Much national attention is directed to the wide range of voter-suppression and vote-counting laws, and gerrymandered maps for federal elections being enacted by state legislatures, and the resulting need for federal voter-protection legislation. But there is an equally pernicious, but much lower-visibility, development evolving in the federal judiciary. The “independent state legislature doctrine” would curtail state-court review of such laws under their own state constitutions, and even limit such courts’ statutory interpretation of ambiguous election laws. Whether this serious erosion of state governments’ fundamental constitutional power of checks and balances prevails will be up to the United States Supreme Court.

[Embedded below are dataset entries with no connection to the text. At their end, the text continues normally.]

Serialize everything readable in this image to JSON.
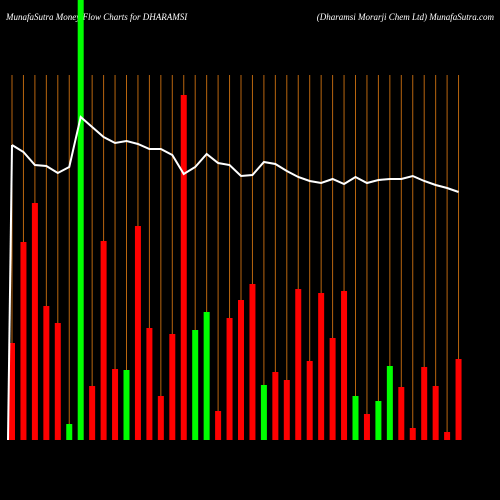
{
  "chart_data": {
    "type": "bar-line",
    "title": "MunafaSutra  Money Flow  Charts for DHARAMSI",
    "subtitle": "(Dharamsi   Morarji   Chem Ltd) MunafaSutra.com",
    "ylim": [
      0,
      440
    ],
    "grid_color": "#b8650f",
    "line_color": "#ffffff",
    "bars": {
      "values": [
        97,
        198,
        237,
        134,
        117,
        16,
        440,
        54,
        199,
        71,
        70,
        214,
        112,
        44,
        106,
        345,
        110,
        128,
        29,
        122,
        140,
        156,
        55,
        68,
        60,
        151,
        79,
        147,
        102,
        149,
        44,
        26,
        39,
        74,
        53,
        12,
        73,
        54,
        8,
        81
      ],
      "colors": [
        "#ff0000",
        "#ff0000",
        "#ff0000",
        "#ff0000",
        "#ff0000",
        "#00ff00",
        "#00ff00",
        "#ff0000",
        "#ff0000",
        "#ff0000",
        "#00ff00",
        "#ff0000",
        "#ff0000",
        "#ff0000",
        "#ff0000",
        "#ff0000",
        "#00ff00",
        "#00ff00",
        "#ff0000",
        "#ff0000",
        "#ff0000",
        "#ff0000",
        "#00ff00",
        "#ff0000",
        "#ff0000",
        "#ff0000",
        "#ff0000",
        "#ff0000",
        "#ff0000",
        "#ff0000",
        "#00ff00",
        "#ff0000",
        "#00ff00",
        "#00ff00",
        "#ff0000",
        "#ff0000",
        "#ff0000",
        "#ff0000",
        "#ff0000",
        "#ff0000"
      ]
    },
    "line": {
      "values": [
        295,
        288,
        275,
        274,
        267,
        273,
        323,
        313,
        303,
        297,
        299,
        296,
        291,
        291,
        285,
        266,
        273,
        286,
        277,
        275,
        264,
        265,
        278,
        276,
        269,
        263,
        259,
        257,
        261,
        256,
        263,
        257,
        260,
        261,
        261,
        264,
        259,
        255,
        252,
        248
      ]
    }
  }
}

Article I, sec. 4, cl. 1 of the U.S. Constitution (the Elections Clause) reads “The Times, Places and Manner of holding Elections for Senators and Representatives, shall be prescribed in each State by the Legislature thereof …” Importantly, the clause empowers Congress to “make or alter” these state laws “at any time.” Additionally, Article II, sec. 1, cl. 2 (the Presidential Electors Clause) reads “Each State shall appoint, in such Manner as the Legislature thereof may direct, a Number of Electors” to select the president. This arrangement giving states at least initial control over federal elections is unusual among federal countries. It was one of the many compromises in our federal Constitution in response to the states’ fears of a too-powerful federal government. State courts, however, are not “the Legislature” of the state.